Alberts, J., Hirsch, J., Koop, M., Schindler, D., Kana, D., Linder, S., Campbell, S., & Thota, A. (2015). Using Accelerometer and Gyroscopic Measures to Quantify Postural Stability Journal of Athletic Training, 50 (6), 578-588 DOI: 10.4085/1062-6050-50.2.01
Using accelerometer and gyroscopic measures to quantify postural stability
Alberts JL, Hirsch JR, Koop MM, Schindler DD, Kana DE, Linder SM, Campbell S, Thota AK. Journal of Athletic Training 2015;50(6):578–588.
Take Home Message: Tablet hardware provided accurate data to quantify postural stability within 2.9° of data generated from a force platform system.

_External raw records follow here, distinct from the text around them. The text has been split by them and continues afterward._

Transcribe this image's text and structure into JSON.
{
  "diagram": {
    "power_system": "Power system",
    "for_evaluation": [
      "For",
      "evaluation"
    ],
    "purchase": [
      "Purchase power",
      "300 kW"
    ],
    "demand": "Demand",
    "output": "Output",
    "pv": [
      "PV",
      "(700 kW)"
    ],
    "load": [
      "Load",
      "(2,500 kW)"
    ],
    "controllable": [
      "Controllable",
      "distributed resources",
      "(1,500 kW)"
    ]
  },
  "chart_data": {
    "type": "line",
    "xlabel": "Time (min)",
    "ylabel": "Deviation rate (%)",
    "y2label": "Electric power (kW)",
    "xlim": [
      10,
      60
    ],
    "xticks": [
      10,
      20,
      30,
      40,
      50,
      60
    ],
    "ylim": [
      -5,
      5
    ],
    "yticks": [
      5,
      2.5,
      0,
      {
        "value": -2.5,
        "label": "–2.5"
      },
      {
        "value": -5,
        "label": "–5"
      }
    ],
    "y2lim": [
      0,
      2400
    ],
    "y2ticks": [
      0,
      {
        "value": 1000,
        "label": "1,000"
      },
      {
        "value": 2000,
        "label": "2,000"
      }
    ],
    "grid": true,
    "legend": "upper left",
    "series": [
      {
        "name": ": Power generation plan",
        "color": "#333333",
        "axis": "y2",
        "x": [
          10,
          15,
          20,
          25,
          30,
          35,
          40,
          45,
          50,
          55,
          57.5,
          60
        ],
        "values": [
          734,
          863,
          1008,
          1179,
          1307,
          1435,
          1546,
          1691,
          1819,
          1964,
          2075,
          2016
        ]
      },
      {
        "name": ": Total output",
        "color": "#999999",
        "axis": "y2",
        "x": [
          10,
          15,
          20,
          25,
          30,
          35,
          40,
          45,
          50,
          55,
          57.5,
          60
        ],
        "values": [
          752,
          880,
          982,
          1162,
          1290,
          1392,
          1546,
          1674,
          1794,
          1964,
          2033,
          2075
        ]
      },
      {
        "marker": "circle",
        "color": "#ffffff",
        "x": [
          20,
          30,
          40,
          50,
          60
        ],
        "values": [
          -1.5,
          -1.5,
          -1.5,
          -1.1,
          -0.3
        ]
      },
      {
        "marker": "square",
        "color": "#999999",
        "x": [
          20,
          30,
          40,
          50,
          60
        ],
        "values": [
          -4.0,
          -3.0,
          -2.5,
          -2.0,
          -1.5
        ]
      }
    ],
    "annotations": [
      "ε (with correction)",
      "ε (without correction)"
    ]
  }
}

Postural instability deficits are frequently reported following a concussion. The balance errors scoring system (BESS) is a commonly used postural stability assessment; however, there are some limitations to its clinical utility (for example, its consistency between clinicians is low). Force platforms and 3-dimensional motion capture systems (for example, NeuroCom) are a more accurate method to assess postural instability; but due to the high cost it is not readily available for most medical professionals. Therefore, the authors determined whether postural instability could be quantified accurately with data gathered by an accelerometer and gyroscope within a tablet. The authors compared the center-of-gravity anterior-posterior sway-area data derived from the tablet’s sensor with the output from a NeuroCom sensory organization test. Forty-nine healthy participants completed the 6-condition sensory organization test on the NeuroCom while wearing a custom-built belt that securely held the tablet at the sacrum (close to participant’s center of mass). Data from the tablet was used to generate an anterior-posterior center-of-gravity sway metric to compare with NeuroCom’s center-of-gravity sway data. The majority of the differences (95% of the differences) in center of gravity between the two devices ranged from -0.5 to 0.5 degrees in test condition 1 (stable surface, normal visual field) to -2.9 to 1.3 degrees in test condition 5 (unstable surface, eyes closed). The largest absolute difference between the two devices was 2.9 degrees but in the first 4 test conditions it was only 1.4 degrees. Additionally, the authors found that the center of gravity value predicted by the tablet was similar to the NeuroCom center of gravity measurements across all trials.
Clinically, there is a gap between inexpensive, subjective clinical tests and more expensive biomechanical measurement techniques. However, the authors’ found that postural stability can be quantified accurately in healthy adolescent and young adults using data from the accelerometer and gyroscope embedded within a tablet. Overall, the tablet consistently provided a measure similar to the NeuroCom’s system across all conditions. During condition 1 the tablet was able to detect very small balance movements. The largest mean measurement error was in test condition 5. Condition 6 is the most challenging condition (unstable surface, sway visual reference), and the average difference between the two devices was less than 1 degree sway. This demonstrates that the tablet was able to detect larger balance movements. However, further research needs to be done among patients with concussions and other injuries as well as to determine whether different types of tablets can also measure sway accurately. The tablet cannot replace biomechanical analysis, but with the widespread availability and continual advancement of tablet technology inertial measurement hardware provides an opportunity for medical professionals to transition these devices from expensive Words with Friends notebooks to affordable data collection devices. Before a clinician starts using any tablet or smartphone app to collect clinical measurements they should remember to test its accuracy and whether it consistently provides good measurements.
Questions for Discussion: Would you use a tablet device to detect balance following a concussion? Would a tablet be an affordable option for your athletic training room?